He tried hard to write a letter, but his pen was not in the mood for intelligent calligraphy. So he had to fall back on verbal instructions and a verbal message.
"Mr. Assistant," he said, when at last he put down his knife and fork, and the houseboy handed him his pipe and a match, "Mr. Assistant, I intended to make you a bearer of dispatches, but the gout's got into my confounded fingers this morning, and I doubt if even Slade could read my writing. So we'll just have to do the thing informally. We must have some more of that spot-white-on-blue cloth, and you must post off to the Smooth River factory and bring it back with you. It seems to be in heavy demand just now, though why, I can't imagine. I've been on the Coast twenty-five years now, and I can no more foretell the run of native fashions than I could the day I landed. But there it is, and though I'm sure Slade won't want to part, you must just make him. Say we'll pay him back in salt. He's sure to be short of salt. I never yet knew Slade to indent for half as many bags of salt as his trade required. You needn't hurry. If you're back here in three days' time that will be quite soon enough. You can take a hammock, of course."
"Thanks, very much, but I'd rather walk."
"Well, just as you please. You must commandeer what carriers you want from Slade."
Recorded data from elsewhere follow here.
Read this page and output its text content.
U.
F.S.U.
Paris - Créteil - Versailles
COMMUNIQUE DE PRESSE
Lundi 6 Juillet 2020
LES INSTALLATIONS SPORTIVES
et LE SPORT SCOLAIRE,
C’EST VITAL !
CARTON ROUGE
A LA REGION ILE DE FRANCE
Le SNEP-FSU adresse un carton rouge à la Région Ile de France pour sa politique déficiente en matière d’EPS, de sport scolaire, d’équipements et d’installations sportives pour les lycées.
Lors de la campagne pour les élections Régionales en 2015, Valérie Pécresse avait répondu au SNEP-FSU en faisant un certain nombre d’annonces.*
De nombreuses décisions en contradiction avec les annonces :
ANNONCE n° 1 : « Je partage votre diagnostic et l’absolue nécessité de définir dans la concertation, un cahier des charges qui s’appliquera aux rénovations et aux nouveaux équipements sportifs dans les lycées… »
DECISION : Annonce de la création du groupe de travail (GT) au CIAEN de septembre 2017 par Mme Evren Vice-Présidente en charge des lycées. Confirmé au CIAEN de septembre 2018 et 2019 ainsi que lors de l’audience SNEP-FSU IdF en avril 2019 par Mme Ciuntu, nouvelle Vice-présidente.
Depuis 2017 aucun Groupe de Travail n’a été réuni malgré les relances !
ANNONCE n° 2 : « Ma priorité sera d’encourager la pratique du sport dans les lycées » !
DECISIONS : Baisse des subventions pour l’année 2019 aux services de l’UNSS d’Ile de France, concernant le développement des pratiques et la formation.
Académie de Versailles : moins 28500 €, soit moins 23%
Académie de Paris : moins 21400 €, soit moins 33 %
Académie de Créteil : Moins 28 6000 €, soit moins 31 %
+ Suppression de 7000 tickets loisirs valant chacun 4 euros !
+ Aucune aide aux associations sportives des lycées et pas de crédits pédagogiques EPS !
So it came to pass that when the sun had dropped to a point whence it could throw a decent shadow, and the sea breeze mingled a bracing chill even into a temperature of eighty, Carter set off along the beach, with White-Man's-Trouble balancing a mildew-mottled Gladstone bag on his smartly-shaved cranium, in attendance. On one side of him Africa was fenced off by a wall of impenetrable greenery; on the other the Atlantic bumped and roared and creamed along the glaring sand. On the horizon the smoke of a Liverpool palm oil tank called from him the usual Coaster's sigh.
"Oh, Carter," said his valet when they had left the factory buildings well out of earshot, "you plenty-much fine, and you no lib for steamah."
"It was about time I tidied up. When we get back to the factory I'll teach you how to pipe-clay shoes."
The Krooboy thought over this proposition for some minutes. Then said he: "I fit for tell you, Carter, dem last white man I pipe-clay shoes for, he lib for cemetery in two week. Savvy, Carter? Two week."
"All right, don't get so emphatic. I wasn't doubting you. But I'm going to risk the cemetery all the same. You may start by providing me with one pair of clean shoes a day, and when I get the taste of cleanliness again, maybe I'll run to two. Savvy?"
"Savvy plenty," grumbled White-Man's-Trouble, and then presently. "You no fit for steamah palaver? You no lib for home?"